There is a rapidly growing epidemic in the United States associated with the opioid known as Fentanyl. This drug has been a major issue, causing a large number of overdoses as misuse abounds. It’s time to talk about this rainbow-colored drug, its risks, and how we can beat this epidemic.
What is Fentanyl?
Fentanyl is a strong synthetic opioid known for being fifty times more powerful than heroin and a hundred times more potent than morphine. It is used to treat severe pain associated with a variety of medical conditions, including cancer.
There are multiple types of fentanyl, making it important to understand the difference between medical-grade and what is used illegally. Pharmaceutical-grade fentanyl comes in a few forms, including pills, patches, and others. There is also illegal, non-pharmaceutical, counterfeit fentanyl that comes in powder form and is produced mostly in China. The illegal fentanyl accounts for most of the overdoses and deaths by suicide in the US.
The drug can be prescribed as pills, lozenges, or transdermal patches that are placed on the skin. Fentanyl can be highly addictive due to its potency and should only be taken under the care and supervision of a licensed medical professional. Over time, a tolerance to the opioid can build up, leading to a need for higher doses to get the desired effect.
How Fentanyl is Used (Both Legally and Illegally)
In most cases, Fentanyl is legally used to treat severe or chronic pain. This includes pain caused by cancer or following major surgery.
On the other side, Fentanyl is illegally being sold by drug dealers as one of the most popular drugs of choice. Many people turn to this opioid because it isn’t standard practice for companies to test for Fentanyl when conducting routine drug tests. While some think Fentanyl tests may be more expensive, the cost is the same as other UA cups or strips. It simply hasn’t become an industry standard to test for this opioid yet.
Drug dealers tend to sell Fentanyl because it’s a cheaper alternative to other opioids like oxycodone, giving them a great profit margin.
Why is Fentanyl Rainbow-Colored?
The unique colors of Fentanyl are used as a marketing strategy by drug dealers. Each color of the rainbow, including pink, purple, yellow, and turquoise, represents a different dealer within an area.
According to DEA Administrator Anne Milgram, “Rainbow fentanyl—fentanyl pills and powder that come in a variety of bright colors, shapes, and sizes—is a deliberate effort by drug traffickers to drive addiction amongst kids and young adults.”

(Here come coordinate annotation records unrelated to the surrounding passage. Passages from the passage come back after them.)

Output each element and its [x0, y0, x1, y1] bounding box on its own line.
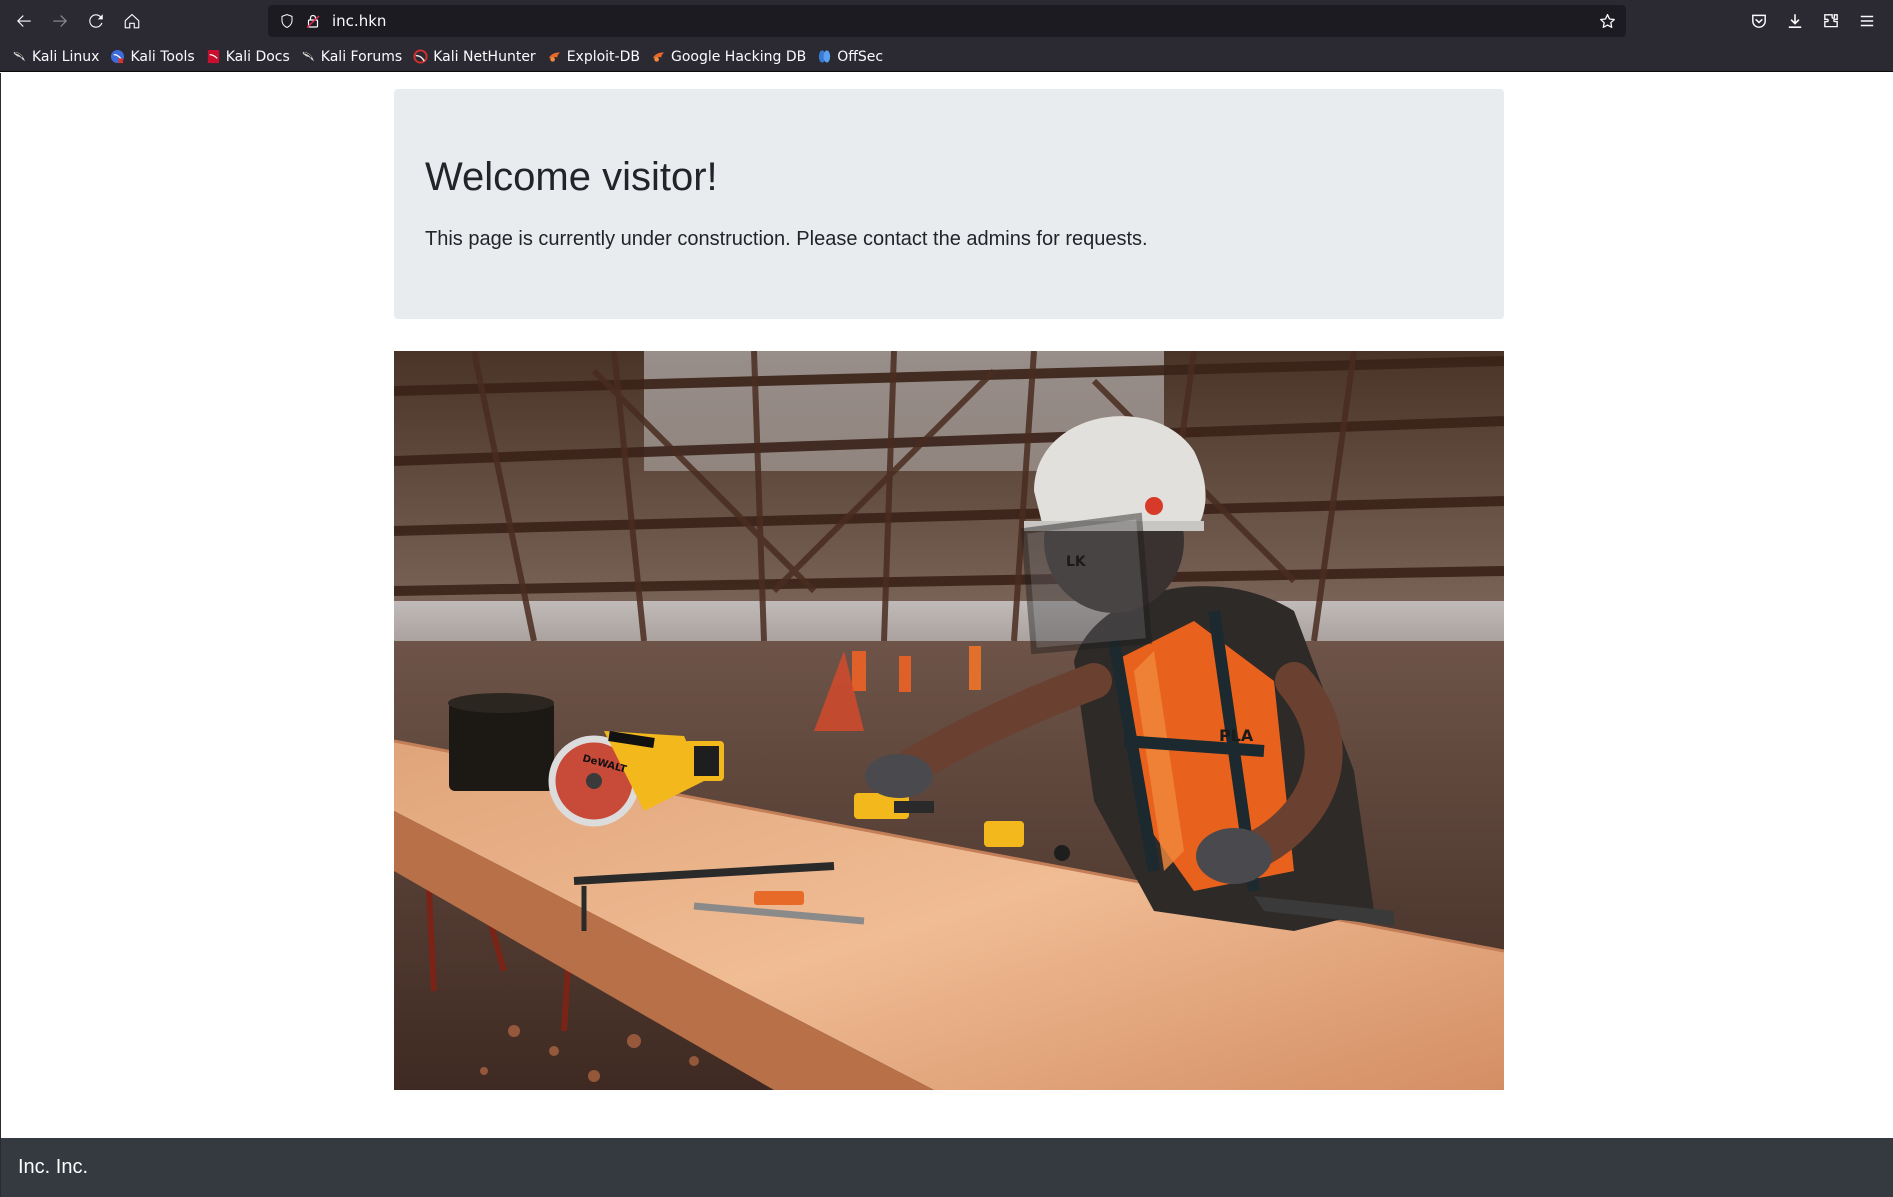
puzzle-icon [1824, 14, 1838, 28]
offsec-icon [819, 50, 831, 63]
extensions-button[interactable] [1813, 3, 1849, 39]
bookmark-google-hacking-db[interactable]: Google Hacking DB [651, 49, 806, 65]
browser-toolbar: inc.hkn [0, 0, 1893, 42]
bookmark-label: Kali NetHunter [433, 48, 536, 65]
nethunter-icon [413, 49, 428, 64]
construction-notice: This page is currently under constructio… [425, 228, 1148, 250]
kali-dragon-icon [302, 51, 314, 62]
kali-tools-icon [111, 49, 125, 64]
downloads-button[interactable] [1777, 3, 1813, 39]
shield-icon[interactable] [276, 10, 298, 32]
bookmark-label: Kali Docs [225, 48, 290, 65]
bookmarks-toolbar: Kali Linux Kali Tools Kali Docs Kali For… [0, 42, 1893, 72]
bookmark-kali-nethunter[interactable]: Kali NetHunter [413, 48, 536, 65]
forward-arrow-icon [53, 15, 67, 27]
toolbar-right-actions [1741, 3, 1885, 39]
kali-docs-icon [207, 49, 219, 64]
kali-dragon-icon [13, 51, 26, 62]
back-button[interactable] [6, 3, 42, 39]
home-button[interactable] [114, 3, 150, 39]
construction-scene-illustration: LK PLA DeWALT [394, 351, 1504, 1090]
bookmark-label: OffSec [837, 48, 884, 65]
bookmark-kali-tools[interactable]: Kali Tools [110, 48, 195, 65]
welcome-jumbotron: Welcome visitor! This page is currently … [394, 89, 1504, 319]
menu-button[interactable] [1849, 3, 1885, 39]
bookmark-star-icon[interactable] [1596, 10, 1618, 32]
pocket-icon [1752, 14, 1766, 28]
bookmark-kali-linux[interactable]: Kali Linux [12, 49, 99, 65]
bookmark-kali-forums[interactable]: Kali Forums [301, 49, 402, 65]
home-icon [124, 13, 140, 29]
forward-button[interactable] [42, 3, 78, 39]
construction-worker-photo: LK PLA DeWALT [394, 351, 1504, 1090]
bookmark-label: Kali Linux [32, 48, 100, 65]
address-bar[interactable]: inc.hkn [268, 5, 1626, 37]
page-title: Welcome visitor! [425, 155, 718, 199]
exploit-db-icon [548, 52, 560, 62]
helmet-text: LK [1066, 554, 1087, 570]
site-footer: Inc. Inc. [1, 1138, 1893, 1197]
pocket-button[interactable] [1741, 3, 1777, 39]
download-icon [1788, 14, 1802, 28]
bookmark-exploit-db[interactable]: Exploit-DB [547, 49, 640, 65]
vest-text: PLA [1219, 726, 1254, 745]
footer-text: Inc. Inc. [18, 1156, 89, 1178]
ghdb-icon [652, 52, 665, 62]
reload-button[interactable] [78, 3, 114, 39]
bookmark-kali-docs[interactable]: Kali Docs [206, 49, 290, 65]
url-text[interactable]: inc.hkn [332, 12, 386, 30]
page-viewport: Welcome visitor! This page is currently … [0, 73, 1893, 1197]
hamburger-menu-icon [1860, 15, 1874, 27]
reload-icon [89, 14, 103, 28]
bookmark-label: Kali Tools [130, 48, 195, 65]
insecure-lock-icon[interactable] [302, 10, 324, 32]
bookmark-offsec[interactable]: OffSec [817, 49, 883, 65]
bookmark-label: Kali Forums [320, 48, 403, 65]
bookmark-label: Google Hacking DB [670, 48, 807, 65]
back-arrow-icon [17, 15, 31, 27]
bookmark-label: Exploit-DB [566, 48, 640, 65]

Drug dealers often mix Fentanyl with other opioids and color them to make the pills look like prescription drugs or even like candy. The colors typically refer to the source of the drug and are mixed together as a way to attract younger customers.
If the colors are faded, it’s likely the drugs were cut, making it more attractive to find the brightest options available.
The Rising Fentanyl Epidemic
Recent reports have shared that Fentanyl has become the number one cause of death for American adults between 18 to 45 years old. Sources say over 105,000 people died from overdoses in 2021, more than two-thirds of them from Fentanyl. This was more than Covid-19, car accident deaths, and suicide.
The White House has since come out with plans to take action against this overdose epidemic. This includes a variety of efforts such as Drug Free Communities program grants, an overdose prevention strategy, CDC education campaigns, and more.
DEA Administrator Anne Milgram has said, “The men and women of the DEA are relentlessly working to stop the trafficking of rainbow fentanyl and defeat the Mexican drug cartels that are responsible for the vast majority of the fentanyl that is being trafficked in the United States.”
On the other hand, the DEA has said it is China that mass produces the counterfeit powder fentanyl being cut into all street drugs. Most of the street drugs (pills, powder, rainbow, etc.) have counterfeit fentanyl in them, as opposed to the pharmaceutical grade that is prescribed for pain fentanyl.
Along with counterfeit drugs, diversion is another issue that gets pharmaceutical-grade fentanyl into the hands of street drug dealers. Diversion occurs when people receive prescribed fentanyl and either don’t use it properly or distribute/sell it illegally.
Know Someone Struggling with Fentanyl Addiction?
The rising problems associated with rainbow Fentanyl don’t appear to be going away any time soon. Educating both children and adults about the risks of opioids like these is essential to fighting off these epidemics.